TOKYO (Reuters) -Japanese Prime Minister Fumio Kishida’s cabinet reshuffle appears to have done little to ease voter concerns amidst anger about the ruling party’s ties to the Unification Church, opinion polls conducted by media groups indicated on Friday. Links to the church, founded in South Korea in the 1950s and famous for its mass weddings, […]
Shake-up fails to lift support for Japan’s cabinet amid questions over church -surveys
TOKYO (Reuters) -Japanese Prime Minister Fumio Kishida’s cabinet reshuffle appears to have done little to ease voter concerns amidst anger about the ruling party’s ties to the Unification Church, opinion polls conducted by media groups indicated on Friday.
Links to the church, founded in South Korea in the 1950s and famous for its mass weddings, have become a major liability for Kishida in the month since the suspected killer of former premier Shinzo Abe said his mother was bankrupted by the group and blamed Abe for promoting it.
With approval ratings already at their lowest since he took office in October, Kishida on Wednesday removed some members of his cabinet with ties to the group.

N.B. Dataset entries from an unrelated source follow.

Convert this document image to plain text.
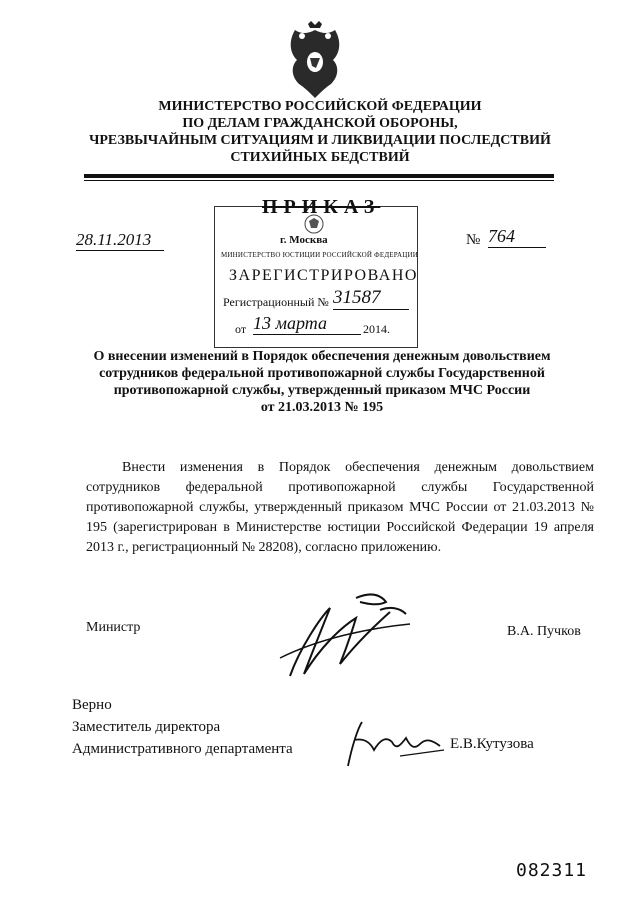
МИНИСТЕРСТВО РОССИЙСКОЙ ФЕДЕРАЦИИ
ПО ДЕЛАМ ГРАЖДАНСКОЙ ОБОРОНЫ,
ЧРЕЗВЫЧАЙНЫМ СИТУАЦИЯМ И ЛИКВИДАЦИИ ПОСЛЕДСТВИЙ
СТИХИЙНЫХ БЕДСТВИЙ
МИНИСТЕРСТВО ЮСТИЦИИ РОССИЙСКОЙ ФЕДЕРАЦИИ
ЗАРЕГИСТРИРОВАНО
Регистрационный № 31587
от 13 марта	2014.
ПРИКАЗ
г. Москва
28.11.2013	№ 764
О внесении изменений в Порядок обеспечения денежным довольствием
сотрудников федеральной противопожарной службы Государственной
противопожарной службы, утвержденный приказом МЧС России
от 21.03.2013 № 195
Внести изменения в Порядок обеспечения денежным довольствием сотрудников федеральной противопожарной службы Государственной противопожарной службы, утвержденный приказом МЧС России от 21.03.2013 № 195 (зарегистрирован в Министерстве юстиции Российской Федерации 19 апреля 2013 г., регистрационный № 28208), согласно приложению.
Министр	В.А. Пучков
Верно
Заместитель директора
Административного департамента	Е.В.Кутузова
082311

But more than half of respondents to a poll by the conservative Yomiuri daily paper, or 55%, said Kishida’s response was insufficient. Overall support for his cabinet slipped to 51%, down 6 points from a poll on Aug. 5-7.
Some 86% of those who responded to a poll by the Nikkei daily said Kishida’s action had not “erased their concerns” about the links of the ruling conservative Liberal Democratic Party (LDP) to the organisation, but support for the cabinet held steady at 57%.
Asked about the polls, Chief Cabinet Secretary Hirokazu Matsuno said the government would listen carefully to the opinions of the people and respond to them.
Kishida told a news conference on Wednesday after announcing his new cabinet that he had instructed all new members to review their ties with the church, though he said he did not believe it had had an impact on party policy.
Roughly a dozen LDP politicians have disclosed ties to the church or related organisations since Abe was killed.
Several members of the new cabinet said they had links to the group in the past, such as attending events or making donations to affiliated groups.
Kishida said he chose experienced ministers to deal with what he called some of the toughest crises in decades, including surging prices and growing tension with China over Taiwan.
But he said he only selected those who had agreed to “review” their ties with the church.
Taro Kono, the newly installed digital minister who also oversees consumer affairs, told reporters he intended to set up a committee as early as this month to look into commercial activities and fund raising by some religious groups.